In their best ages, men consist of silver and gold internally, and are motivated toward the transcendent, or doing what is right according to the whole order of nature and the divine, which is portrayed as a continuous (monist) world instead of two incompatible worlds (dualist). This represented knowledge that Tolkien felt was lost to Christianity, although he like most Western Europeans of the time interpreted Christianity through the filter of the Greco-Roman and Nordic-Germanic pagans.
When men lose their internal motivation, they must rely on power to keep themselves organized toward anything like a goal, and in tradeoff with this, they lose the easy confidence had by the Elves. This shows us how the different races of Middle Earth represent psychological states: the Elves are the mental state of intuition, men of cognition, dwarves of materialism, and hobbits of the bourgeois function. No race actually exists, just like Sauron and Saruman do not exist, except as metaphor for a psychological function of humankind.
Hobbits show us as we see ourselves out in the suburbs. We feel small, childlike, lowercase-c conservative in avoiding trouble and strife, and constantly animated by our sensual needs, like hunger and desire for play. To someone looking at the crumbling edifice of Western Civilization, a Hobbit represents how we feel ourselves, insignificant beings compared to the great kings and ancient races, but nonetheless tasked with finding the bravery to take on the nightmare.
Through this lens we can see how Tolkien separates will and power. Will comes from an inner place and reflects our desire to remove obstructions from our minds, such as those created by neurosis or self-pity, where power is a substitute for will, an external thing which we can use like a technology or symbol in place of having our minds fully organized and souls purified. The more kingly and noble characters in the books wield will in place of power, although they have both, but will remains in command, as it does with the Elves and other more ancient races hinted at.
To an alien anthropologist, Lord of the Rings would show us humanity trying to master its own minds.

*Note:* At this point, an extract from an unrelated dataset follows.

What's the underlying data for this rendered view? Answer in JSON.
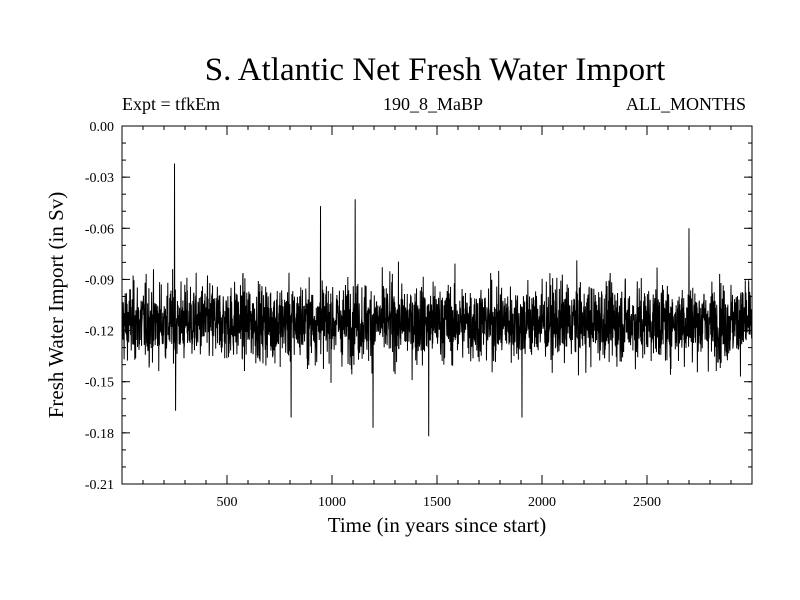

It can rely on external things — group opinion, compromise, profit, position — or it can purify its own thinking in order to clarify the intersection of what should be done, what realistically can be done, and what produces excellence (arete).
Through these Hobbits, men, and Elves, we see our pathway open up: it takes heroism to clarify the mind, since it means forsaking fear and bourgeois NIMBY avoidism, and this removes us from our addiction to power (throw that ring into the fire) so that we can resume climbing up the ladder toward what is both moral and instinctual in a naturalistic context, much like the elves.
In this way, the great battle of these books concerns not material things, but a psychic ordering that allows us to escape existential doubt and self-pity and see life as continuous and infinite, and from that, to reach for the eternal and recurrent as an expression of our contented and visionary inner state.